After the Crampgate game 1 of the NBA Finals, social media exploded, as you know. Everyone had something to say, an opinion to give, a person to bash for one reason or another.
For me, the funniest statements came from those who boasted about how they overcame some physical challenge to compete in a sport at some point in life, meaning that LeBron should’ve done the same.
I was thoroughly amused. So LeBron James doesn’t measure up to your physical standards and toughness levels? Duly noted. Your guts & glory story of finishing a half-marathon or playing ultimate frisbee have nothing to do with playing a basketball game at the highest possible level of the NBA (when you’re already the widely recognized best player around, to boot). But this post is not (entirely) about that.
Every person has a completely unique view and experience of the world. The exact same stimulus can cause completely different involuntary responses in two people. Doesn’t make either person better or tougher or smarter than the other; we all have our unique circumstances.
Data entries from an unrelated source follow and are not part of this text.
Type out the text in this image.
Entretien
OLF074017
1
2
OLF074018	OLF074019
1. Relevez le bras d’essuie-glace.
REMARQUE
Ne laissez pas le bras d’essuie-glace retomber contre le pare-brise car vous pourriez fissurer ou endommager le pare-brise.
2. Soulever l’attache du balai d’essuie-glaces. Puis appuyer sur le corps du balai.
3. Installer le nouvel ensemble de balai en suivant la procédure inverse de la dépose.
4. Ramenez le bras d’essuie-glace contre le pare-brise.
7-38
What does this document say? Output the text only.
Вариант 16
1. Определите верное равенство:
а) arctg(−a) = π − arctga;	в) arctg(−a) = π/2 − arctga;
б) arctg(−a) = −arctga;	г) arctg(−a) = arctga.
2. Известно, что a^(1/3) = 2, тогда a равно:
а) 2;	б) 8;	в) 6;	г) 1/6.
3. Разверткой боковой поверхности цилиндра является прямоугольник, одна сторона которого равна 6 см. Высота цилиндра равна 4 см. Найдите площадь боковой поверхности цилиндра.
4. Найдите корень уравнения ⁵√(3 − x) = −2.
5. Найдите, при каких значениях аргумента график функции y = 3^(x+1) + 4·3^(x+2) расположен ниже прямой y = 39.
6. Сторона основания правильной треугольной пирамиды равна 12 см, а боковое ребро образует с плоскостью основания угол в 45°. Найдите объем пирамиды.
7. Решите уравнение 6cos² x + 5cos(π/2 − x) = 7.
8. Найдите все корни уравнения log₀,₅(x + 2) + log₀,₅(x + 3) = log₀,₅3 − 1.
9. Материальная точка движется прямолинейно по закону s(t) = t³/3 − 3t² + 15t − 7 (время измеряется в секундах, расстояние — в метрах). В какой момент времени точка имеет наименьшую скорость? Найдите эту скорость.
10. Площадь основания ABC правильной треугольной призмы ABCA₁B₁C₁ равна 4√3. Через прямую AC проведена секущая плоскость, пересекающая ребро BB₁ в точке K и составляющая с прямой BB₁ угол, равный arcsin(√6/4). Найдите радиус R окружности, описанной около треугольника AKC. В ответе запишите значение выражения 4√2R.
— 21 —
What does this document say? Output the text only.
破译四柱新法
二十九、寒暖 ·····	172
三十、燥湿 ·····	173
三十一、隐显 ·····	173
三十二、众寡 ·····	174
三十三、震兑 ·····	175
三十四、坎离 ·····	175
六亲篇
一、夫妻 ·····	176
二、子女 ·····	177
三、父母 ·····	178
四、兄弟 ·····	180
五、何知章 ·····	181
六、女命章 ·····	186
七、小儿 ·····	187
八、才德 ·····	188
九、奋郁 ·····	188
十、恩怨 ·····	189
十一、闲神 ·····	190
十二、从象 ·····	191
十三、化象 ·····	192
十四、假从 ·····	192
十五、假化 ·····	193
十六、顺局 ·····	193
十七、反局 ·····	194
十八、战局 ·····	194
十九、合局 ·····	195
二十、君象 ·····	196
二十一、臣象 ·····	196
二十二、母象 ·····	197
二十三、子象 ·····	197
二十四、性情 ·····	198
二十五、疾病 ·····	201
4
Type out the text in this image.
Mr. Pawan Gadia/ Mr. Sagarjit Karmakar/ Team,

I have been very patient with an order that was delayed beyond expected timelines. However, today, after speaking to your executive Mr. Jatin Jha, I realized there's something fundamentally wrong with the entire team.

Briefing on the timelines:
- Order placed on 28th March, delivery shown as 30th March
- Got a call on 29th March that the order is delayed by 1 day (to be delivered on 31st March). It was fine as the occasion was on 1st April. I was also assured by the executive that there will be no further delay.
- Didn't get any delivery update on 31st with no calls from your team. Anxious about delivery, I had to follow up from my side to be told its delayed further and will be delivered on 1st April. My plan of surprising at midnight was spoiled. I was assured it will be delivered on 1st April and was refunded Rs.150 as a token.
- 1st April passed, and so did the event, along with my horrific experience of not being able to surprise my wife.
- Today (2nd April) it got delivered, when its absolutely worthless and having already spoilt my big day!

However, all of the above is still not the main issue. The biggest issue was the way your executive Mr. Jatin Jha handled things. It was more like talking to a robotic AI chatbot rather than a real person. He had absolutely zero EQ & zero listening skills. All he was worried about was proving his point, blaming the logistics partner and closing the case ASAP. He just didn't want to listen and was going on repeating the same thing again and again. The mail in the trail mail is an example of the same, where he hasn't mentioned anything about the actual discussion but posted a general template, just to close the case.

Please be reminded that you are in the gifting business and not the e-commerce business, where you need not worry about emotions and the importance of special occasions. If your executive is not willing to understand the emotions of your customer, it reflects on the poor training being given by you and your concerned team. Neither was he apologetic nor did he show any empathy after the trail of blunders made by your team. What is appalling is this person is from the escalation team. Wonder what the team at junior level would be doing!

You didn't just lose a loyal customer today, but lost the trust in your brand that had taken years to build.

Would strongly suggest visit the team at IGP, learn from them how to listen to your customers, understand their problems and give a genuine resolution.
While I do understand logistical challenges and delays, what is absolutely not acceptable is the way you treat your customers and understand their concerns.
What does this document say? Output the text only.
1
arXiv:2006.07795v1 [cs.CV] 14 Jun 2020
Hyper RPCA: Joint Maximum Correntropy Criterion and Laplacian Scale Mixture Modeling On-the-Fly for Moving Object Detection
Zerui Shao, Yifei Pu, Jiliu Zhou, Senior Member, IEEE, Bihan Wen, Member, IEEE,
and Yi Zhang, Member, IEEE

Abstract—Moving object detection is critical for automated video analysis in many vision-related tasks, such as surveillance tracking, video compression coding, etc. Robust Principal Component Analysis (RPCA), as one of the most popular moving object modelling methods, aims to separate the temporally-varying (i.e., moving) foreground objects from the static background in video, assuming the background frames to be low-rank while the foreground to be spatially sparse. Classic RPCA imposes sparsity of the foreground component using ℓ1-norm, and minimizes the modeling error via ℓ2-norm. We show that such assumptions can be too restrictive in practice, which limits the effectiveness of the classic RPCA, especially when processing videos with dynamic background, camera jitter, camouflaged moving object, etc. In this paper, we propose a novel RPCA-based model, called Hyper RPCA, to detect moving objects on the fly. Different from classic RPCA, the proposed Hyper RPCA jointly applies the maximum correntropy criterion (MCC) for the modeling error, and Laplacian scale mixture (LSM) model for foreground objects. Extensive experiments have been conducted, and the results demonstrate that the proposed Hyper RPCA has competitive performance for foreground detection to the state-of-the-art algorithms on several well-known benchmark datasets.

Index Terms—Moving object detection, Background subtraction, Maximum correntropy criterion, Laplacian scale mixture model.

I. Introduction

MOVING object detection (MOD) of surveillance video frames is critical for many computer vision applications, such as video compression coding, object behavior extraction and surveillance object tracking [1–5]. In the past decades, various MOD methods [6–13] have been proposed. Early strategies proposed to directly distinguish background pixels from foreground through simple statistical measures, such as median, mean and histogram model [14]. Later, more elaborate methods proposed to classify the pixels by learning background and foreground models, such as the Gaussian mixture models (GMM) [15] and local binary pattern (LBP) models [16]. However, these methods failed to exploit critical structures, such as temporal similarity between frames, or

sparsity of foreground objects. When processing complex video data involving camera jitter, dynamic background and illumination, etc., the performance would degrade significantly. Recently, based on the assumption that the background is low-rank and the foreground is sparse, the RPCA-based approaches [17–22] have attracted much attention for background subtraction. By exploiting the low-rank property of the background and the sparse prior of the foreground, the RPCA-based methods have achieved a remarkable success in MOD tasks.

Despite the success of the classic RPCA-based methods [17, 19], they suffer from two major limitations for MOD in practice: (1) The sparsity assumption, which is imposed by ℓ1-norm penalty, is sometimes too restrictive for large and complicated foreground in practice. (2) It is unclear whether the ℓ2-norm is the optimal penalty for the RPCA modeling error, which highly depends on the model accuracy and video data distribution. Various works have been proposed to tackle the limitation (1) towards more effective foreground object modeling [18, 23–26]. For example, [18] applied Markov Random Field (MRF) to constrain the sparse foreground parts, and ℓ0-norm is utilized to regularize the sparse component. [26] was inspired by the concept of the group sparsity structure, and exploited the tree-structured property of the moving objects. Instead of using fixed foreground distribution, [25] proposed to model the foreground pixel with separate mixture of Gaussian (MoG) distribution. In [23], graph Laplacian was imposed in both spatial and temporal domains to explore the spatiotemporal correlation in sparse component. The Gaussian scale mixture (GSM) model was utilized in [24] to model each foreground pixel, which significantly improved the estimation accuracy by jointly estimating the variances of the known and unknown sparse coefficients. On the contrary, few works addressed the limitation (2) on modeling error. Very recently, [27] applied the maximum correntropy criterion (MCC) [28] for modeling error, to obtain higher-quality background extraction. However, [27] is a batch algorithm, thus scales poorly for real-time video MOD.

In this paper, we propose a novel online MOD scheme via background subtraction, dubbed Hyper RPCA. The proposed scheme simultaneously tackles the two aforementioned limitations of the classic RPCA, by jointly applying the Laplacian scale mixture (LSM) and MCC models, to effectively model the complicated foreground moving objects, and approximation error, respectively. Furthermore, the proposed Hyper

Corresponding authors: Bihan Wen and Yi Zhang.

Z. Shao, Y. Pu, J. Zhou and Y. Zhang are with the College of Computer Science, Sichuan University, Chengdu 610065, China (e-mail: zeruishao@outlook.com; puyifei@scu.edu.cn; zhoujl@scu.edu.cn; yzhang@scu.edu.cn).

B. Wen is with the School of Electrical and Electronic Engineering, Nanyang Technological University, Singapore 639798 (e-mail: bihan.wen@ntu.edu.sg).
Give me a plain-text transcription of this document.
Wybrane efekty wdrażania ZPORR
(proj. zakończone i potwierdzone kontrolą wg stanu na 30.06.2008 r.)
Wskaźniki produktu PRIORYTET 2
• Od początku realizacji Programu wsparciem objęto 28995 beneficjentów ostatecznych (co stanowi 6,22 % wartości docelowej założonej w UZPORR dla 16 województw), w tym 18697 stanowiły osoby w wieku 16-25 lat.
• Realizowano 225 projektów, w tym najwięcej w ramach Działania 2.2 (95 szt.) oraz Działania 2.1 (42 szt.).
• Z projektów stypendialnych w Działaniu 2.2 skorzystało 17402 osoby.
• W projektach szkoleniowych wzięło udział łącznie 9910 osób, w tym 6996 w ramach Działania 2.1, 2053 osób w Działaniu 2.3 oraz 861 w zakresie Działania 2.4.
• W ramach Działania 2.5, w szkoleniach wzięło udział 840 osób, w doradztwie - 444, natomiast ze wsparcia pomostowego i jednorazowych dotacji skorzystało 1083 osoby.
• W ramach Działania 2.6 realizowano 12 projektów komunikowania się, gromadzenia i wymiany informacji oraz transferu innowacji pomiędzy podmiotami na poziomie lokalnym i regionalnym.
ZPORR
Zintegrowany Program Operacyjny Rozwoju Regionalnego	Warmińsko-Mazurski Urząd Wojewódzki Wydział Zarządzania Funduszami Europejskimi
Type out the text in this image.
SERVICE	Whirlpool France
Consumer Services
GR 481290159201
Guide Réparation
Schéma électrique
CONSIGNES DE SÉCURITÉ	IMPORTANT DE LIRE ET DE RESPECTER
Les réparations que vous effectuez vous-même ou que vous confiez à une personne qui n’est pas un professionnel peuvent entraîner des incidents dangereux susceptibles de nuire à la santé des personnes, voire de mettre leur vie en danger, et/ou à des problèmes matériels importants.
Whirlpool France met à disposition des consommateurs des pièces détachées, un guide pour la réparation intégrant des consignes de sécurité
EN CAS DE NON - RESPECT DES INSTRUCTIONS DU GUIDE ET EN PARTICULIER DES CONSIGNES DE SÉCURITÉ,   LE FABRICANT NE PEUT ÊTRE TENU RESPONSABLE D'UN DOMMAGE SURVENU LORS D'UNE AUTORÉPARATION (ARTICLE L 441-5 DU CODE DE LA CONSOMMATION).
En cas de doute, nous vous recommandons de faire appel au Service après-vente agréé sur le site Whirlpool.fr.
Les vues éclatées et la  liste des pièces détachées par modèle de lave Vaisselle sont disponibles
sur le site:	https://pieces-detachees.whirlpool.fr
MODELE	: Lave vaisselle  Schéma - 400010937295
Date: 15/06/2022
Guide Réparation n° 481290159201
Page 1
I never get migraine headaches. I’ve never had one, ever. Some of you get them all the time. I like hot and humid (aka Miami Beach) weather. Some people cannot function in this type of heat. I could — but won’t anymore — eat an entire 5lb bag of Twizzlers in one day (fingers crossed). If you did that, you might be sick for a week. Just different ways we respond to things, based on a physical makeup that we do not 100% voluntarily control.
Just because you did something on Monday in Reno doesn’t mean you can do it again on Tuesday in Vegas. Achievements cannot be extrapolated — only what you actually did counts. Not what you could’ve done based on a lesser achievement (and LeBron James has done more as an athlete that most of us ever will — just the facts).
When you talk about someone who is at a level higher than you, they’ve been where you are. You have not seen the view from their vantage point. And that counts.